The presentation shared the following statistics:
– By 2010, 40% of the U.S. workforce will be over 40.
– Regarding the federal workforce (1.6 million civilians):
- 50% can retire in the next 5 years
- 70% are supervisors
- NASA: scientists and engineers over 60 outnumber those under 30, 3 to 1.
In 1991, 11% planned to continue working past age 65.
In 2010, 33% expect to continue working past 65.
When I was tweeting this session, I heard from several Twitter friends questioning if people really wanted to stay in the workforce, or if financial considerations were primary decision factors. In fact, the presentation suggested that 71% of these workers are happy with their job and do not want to leave. (Per CNNMoney.com). (Of course, this is just a statistic, and will vary from person to person, but there was a strong feeling in the room that people WANT to work because they enjoy it and want to continue to contribute.)

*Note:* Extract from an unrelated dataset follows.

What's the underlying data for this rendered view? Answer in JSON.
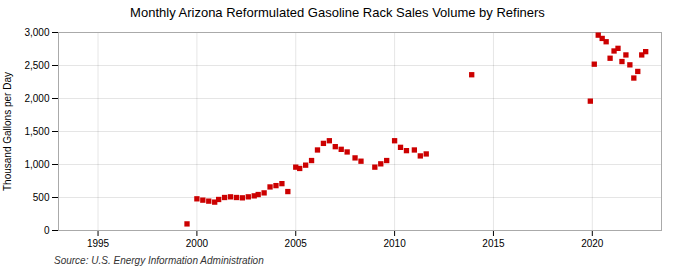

The presentation noted these companies as having best practices regarding keeping their experienced professionals engaged in programs such as mentoring, consulting, advising, etc: Pfizer, Georgia Power, IBM, WellStar. These are companies that value age and experience. This is important to note.
(An aside: for those interested in exploring “encore careers” – work that combines passion, purpose and income, check out http://www.encore.org/.)
At the end of the talk, Rosalia Thomas from IBM shared some interested points regarding her impressions of Gen Y employees. In her view, Ys want everything quickly, want to move up and quickly take on leadership roles. They don’t offer any loyalty. She believes they focus mainly on how they will benefit from the job and how they can move to the next job. In fact, she related a story of a young hire who explained that she was only in the job for as long as she was benefiting, and planned to move on as soon as it was feasible. While Ms. Thomas’ explained that Gen Y job seekers have seen their parents burned by loyalty, the explanation didn’t seem to temper her opinion of employees so blunt about their goals and plans.
Ms. Thomas seemed very concerned with the trends she is seeing with Gen Y employees. It is important to point out that, while being loyal to a company may not be realistic or even expected, it may not behoove entry-level workers to be quite so direct about their plans. There is a lot of focus on authenticity in the blogosphere, but, for Gen Yers who wish to gain traction in certain companies, this talk was a reminder that those sentiments may not be received well.